Not knowing too much about the OpenStreetmap data in Tanzania I did some statistics on a copy of the roads data set from OpenStreetMap as provided to my by Howard Frederick in early January this year. I used this dataset in my Tanzania Protected areas map earlier published on this site. OpenStreetmap has mapped a total of 48.363 kms divided among 10.253 segments in all of Tanzania. Highlights according to the well documented categories of OSM are:
- primary: 4.401 km
- roads: 24.622 km
- secondary: 5.524 km
- tertiary:4.033 km
- tracks: 1.658 km
- steps: 150 meters (!)
Tracks4Africa relies on the T4A Data Community to contribute to their data. The following paragraphs is what I would call their social contract with their users.
The T4A Data Community is the very foundation of Tracks4Africa. It is the source of GPS data, information and professional advice, guidance and inspiration. Embedded in the T4A Community is an eco-consciousness and a value system that practically rules everything.
Membership to T4A is open, free and voluntary. Recording GPS field data is a by-product of outdoor/leisure or business travel. Data must be collected and prepared according toT4A community standards.
T4A data members actively collect and submit field data and information, and in return receive a monthly updated GPS map called “T4A Maps QA”. This map is just a 2D map (only roads and points) and it is about a 10Mb download. It is NOT a free map and it is NOT a navigational toolkit. It serves only as a quality correction tool and it is distributed ONLY to active Data Members.

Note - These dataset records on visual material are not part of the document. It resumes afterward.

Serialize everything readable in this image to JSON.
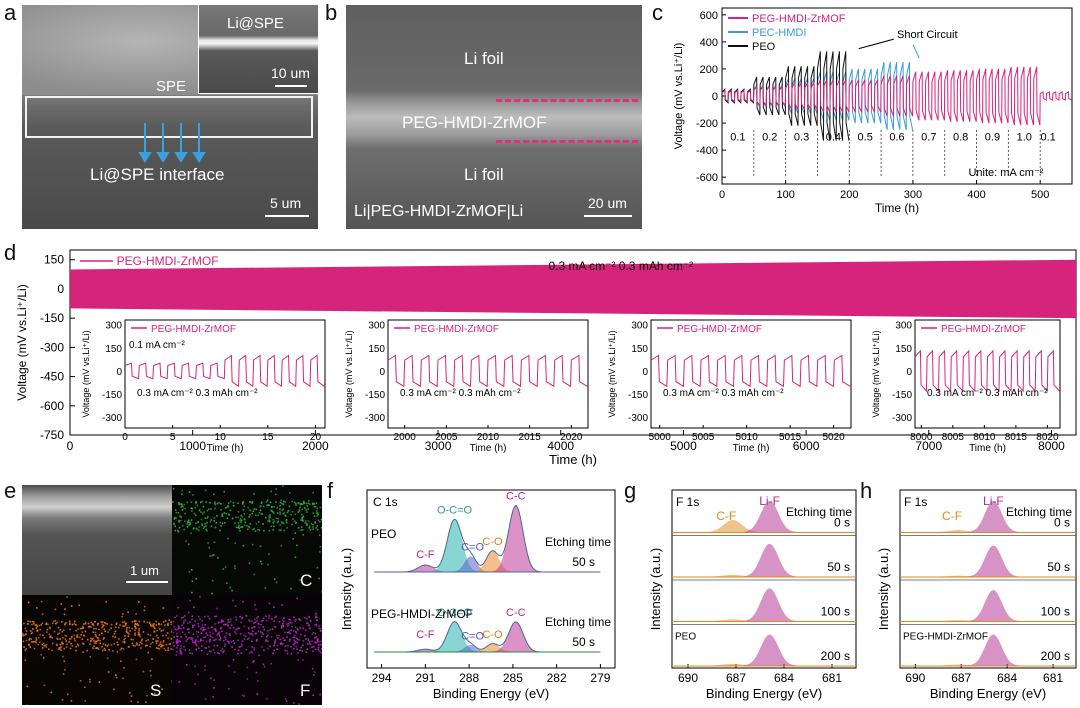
{
  "panel_letters": {
    "a": "a",
    "b": "b",
    "c": "c",
    "d": "d",
    "e": "e",
    "f": "f",
    "g": "g",
    "h": "h"
  },
  "panel_a": {
    "inset_title": "Li@SPE",
    "inset_scale": "10 um",
    "label_spe": "SPE",
    "label_interface": "Li@SPE interface",
    "scale": "5 um"
  },
  "panel_b": {
    "top": "Li foil",
    "middle": "PEG-HMDI-ZrMOF",
    "bottom": "Li foil",
    "stack": "Li|PEG-HMDI-ZrMOF|Li",
    "scale": "20 um"
  },
  "panel_e": {
    "scale": "1 um",
    "maps": {
      "C": "C",
      "S": "S",
      "F": "F"
    }
  },
  "colors": {
    "peg": "#d6247c",
    "pec": "#3a9ad9",
    "peo": "#111111",
    "c1s_fill1": "#2ab3b0",
    "c1s_fill2": "#5b63c9",
    "c1s_fill3": "#ef8a2a",
    "c1s_fill4": "#c0399a",
    "lif": "#b02a8f",
    "cf": "#e3871e"
  },
  "chart_data": [
    {
      "id": "c",
      "type": "line",
      "ylabel": "Voltage (mV vs.Li⁺/Li)",
      "xlabel": "Time (h)",
      "xlim": [
        0,
        550
      ],
      "ylim": [
        -650,
        650
      ],
      "xticks": [
        0,
        100,
        200,
        300,
        400,
        500
      ],
      "yticks": [
        600,
        400,
        200,
        0,
        -200,
        -400,
        -600
      ],
      "series": [
        {
          "name": "PEG-HMDI-ZrMOF"
        },
        {
          "name": "PEC-HMDI"
        },
        {
          "name": "PEO"
        }
      ],
      "annotation": "Short Circuit",
      "unit_note": "Unite: mA cm⁻²",
      "rate_steps": [
        "0.1",
        "0.2",
        "0.3",
        "0.4",
        "0.5",
        "0.6",
        "0.7",
        "0.8",
        "0.9",
        "1.0",
        "0.1"
      ],
      "step_boundaries": [
        50,
        100,
        150,
        200,
        250,
        300,
        350,
        400,
        450,
        500
      ],
      "peg_amplitudes": [
        40,
        70,
        100,
        120,
        120,
        150,
        180,
        190,
        200,
        215,
        30
      ],
      "pec_amplitudes": [
        40,
        80,
        130,
        180,
        200,
        250
      ],
      "peo_amplitudes": [
        50,
        140,
        220,
        330
      ]
    },
    {
      "id": "d",
      "type": "line",
      "ylabel": "Voltage (mV vs.Li⁺/Li)",
      "xlabel": "Time (h)",
      "xlim": [
        0,
        8200
      ],
      "ylim": [
        -750,
        200
      ],
      "xticks": [
        0,
        1000,
        2000,
        3000,
        4000,
        5000,
        6000,
        7000,
        8000
      ],
      "yticks": [
        150,
        0,
        -150,
        -300,
        -450,
        -600,
        -750
      ],
      "series": [
        {
          "name": "PEG-HMDI-ZrMOF",
          "envelope_start": 100,
          "envelope_end": 150
        }
      ],
      "condition": "0.3 mA cm⁻²   0.3 mAh cm⁻²",
      "insets": [
        {
          "legend": "PEG-HMDI-ZrMOF",
          "xlabel": "Time (h)",
          "ylabel": "Voltage (mV vs.Li⁺/Li)",
          "xticks": [
            0,
            5,
            10,
            15,
            20
          ],
          "xlim": [
            0,
            21
          ],
          "yticks": [
            300,
            150,
            0,
            -150,
            -300
          ],
          "ylim": [
            -370,
            330
          ],
          "notes": [
            "0.1 mA cm⁻²",
            "0.3 mA cm⁻²  0.3 mAh cm⁻²"
          ],
          "amp_lo": 50,
          "amp_hi": 100,
          "switch": 10,
          "cycles": 14
        },
        {
          "legend": "PEG-HMDI-ZrMOF",
          "xlabel": "Time (h)",
          "ylabel": "Voltage (mV vs.Li⁺/Li)",
          "xticks": [
            2000,
            2005,
            2010,
            2015,
            2020
          ],
          "xlim": [
            1998,
            2022
          ],
          "yticks": [
            300,
            150,
            0,
            -150,
            -300
          ],
          "ylim": [
            -370,
            330
          ],
          "notes": [
            "0.3 mA cm⁻²  0.3 mAh cm⁻²"
          ],
          "amp_lo": 100,
          "amp_hi": 100,
          "switch": 0,
          "cycles": 12
        },
        {
          "legend": "PEG-HMDI-ZrMOF",
          "xlabel": "Time (h)",
          "ylabel": "Voltage (mV vs.Li⁺/Li)",
          "xticks": [
            5000,
            5005,
            5010,
            5015,
            5020
          ],
          "xlim": [
            4999,
            5022
          ],
          "yticks": [
            300,
            150,
            0,
            -150,
            -300
          ],
          "ylim": [
            -370,
            330
          ],
          "notes": [
            "0.3 mA cm⁻²  0.3 mAh cm⁻²"
          ],
          "amp_lo": 100,
          "amp_hi": 100,
          "switch": 0,
          "cycles": 12
        },
        {
          "legend": "PEG-HMDI-ZrMOF",
          "xlabel": "Time (h)",
          "ylabel": "Voltage (mV vs.Li⁺/Li)",
          "xticks": [
            8000,
            8005,
            8010,
            8015,
            8020
          ],
          "xlim": [
            7999,
            8022
          ],
          "yticks": [
            300,
            150,
            0,
            -150,
            -300
          ],
          "ylim": [
            -370,
            330
          ],
          "notes": [
            "0.3 mA cm⁻²  0.3 mAh cm⁻²"
          ],
          "amp_lo": 130,
          "amp_hi": 130,
          "switch": 0,
          "cycles": 12
        }
      ]
    },
    {
      "id": "f",
      "type": "area",
      "title": "C 1s",
      "xlabel": "Binding Energy (eV)",
      "ylabel": "Intensity (a.u.)",
      "xlim": [
        295,
        278
      ],
      "xticks": [
        294,
        291,
        288,
        285,
        282,
        279
      ],
      "spectra": [
        {
          "sample": "PEO",
          "etch_label": "Etching time",
          "etch": "50 s",
          "peaks": [
            {
              "label": "C-F",
              "pos": 291.0,
              "h": 0.1,
              "w": 0.7
            },
            {
              "label": "O-C=O",
              "pos": 289.0,
              "h": 0.75,
              "w": 0.7
            },
            {
              "label": "C=O",
              "pos": 287.9,
              "h": 0.22,
              "w": 0.55
            },
            {
              "label": "C-O",
              "pos": 286.4,
              "h": 0.3,
              "w": 0.6
            },
            {
              "label": "C-C",
              "pos": 284.8,
              "h": 0.95,
              "w": 0.7
            }
          ]
        },
        {
          "sample": "PEG-HMDI-ZrMOF",
          "etch_label": "Etching time",
          "etch": "50 s",
          "peaks": [
            {
              "label": "C-F",
              "pos": 291.0,
              "h": 0.05,
              "w": 0.7
            },
            {
              "label": "O-C=O",
              "pos": 289.0,
              "h": 0.55,
              "w": 0.7
            },
            {
              "label": "C=O",
              "pos": 287.9,
              "h": 0.12,
              "w": 0.55
            },
            {
              "label": "C-O",
              "pos": 286.4,
              "h": 0.15,
              "w": 0.6
            },
            {
              "label": "C-C",
              "pos": 284.8,
              "h": 0.55,
              "w": 0.7
            }
          ]
        }
      ]
    },
    {
      "id": "g",
      "type": "area",
      "title": "F 1s",
      "sample": "PEO",
      "xlabel": "Binding Energy (eV)",
      "ylabel": "Intensity (a.u.)",
      "xlim": [
        691,
        679.5
      ],
      "xticks": [
        690,
        687,
        684,
        681
      ],
      "peak_labels": [
        "C-F",
        "Li-F"
      ],
      "etch_label": "Etching time",
      "spectra": [
        {
          "etch": "0 s",
          "lif": 0.9,
          "cf": 0.35
        },
        {
          "etch": "50 s",
          "lif": 0.95,
          "cf": 0.05
        },
        {
          "etch": "100 s",
          "lif": 0.95,
          "cf": 0.05
        },
        {
          "etch": "200 s",
          "lif": 0.9,
          "cf": 0.05
        }
      ]
    },
    {
      "id": "h",
      "type": "area",
      "title": "F 1s",
      "sample": "PEG-HMDI-ZrMOF",
      "xlabel": "Binding Energy (eV)",
      "ylabel": "Intensity (a.u.)",
      "xlim": [
        691,
        679.5
      ],
      "xticks": [
        690,
        687,
        684,
        681
      ],
      "peak_labels": [
        "C-F",
        "Li-F"
      ],
      "etch_label": "Etching time",
      "spectra": [
        {
          "etch": "0 s",
          "lif": 0.9,
          "cf": 0.06
        },
        {
          "etch": "50 s",
          "lif": 0.9,
          "cf": 0.03
        },
        {
          "etch": "100 s",
          "lif": 0.9,
          "cf": 0.03
        },
        {
          "etch": "200 s",
          "lif": 0.9,
          "cf": 0.03
        }
      ]
    }
  ]
}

At least up until 2009 they provided the community with detalied overviews of submitted and processed data. Their website has a page dedicated to the history of Tracks4Africa. It tells an impressive tale about 1100 submitters of a total of 10.000.000 kms tracks and 600 000 kms of African qualified roads by 2010. They did not provide any further details on their licensing on their webpage.
The choice is made – for roads data
Considering the alternatives above my choice is clear. OpenStreetmap does the job. Ideally the Tanzanian Government should provide their data as well. It would be useful to have access to the official roads data if not for use, then at least to make sure that the OpenStreetMap data is not wrong. For the OpenStreetmap data set is not a perfect one. It is the result of many individuals contributing on their own terms. Some contributors are excellent, other again are not at all excellent. Still – the presence of a data set with a clear license makes for a good basis for research and navigation.
Choosing OpenStreetMap over government, private and random data for roads data is a no-brainer. The case is however much more different when it comes to authoritative data like district boundaries, protected areas, land use and other. In those cases a mix of “fair use”, oportunism and less accurate sources might be a better choice. I hope to come back to those issues in a later posting.
- Lawrence Lessig (2004). Free culture: how big media uses technology and the law to lock down culture and control creativity.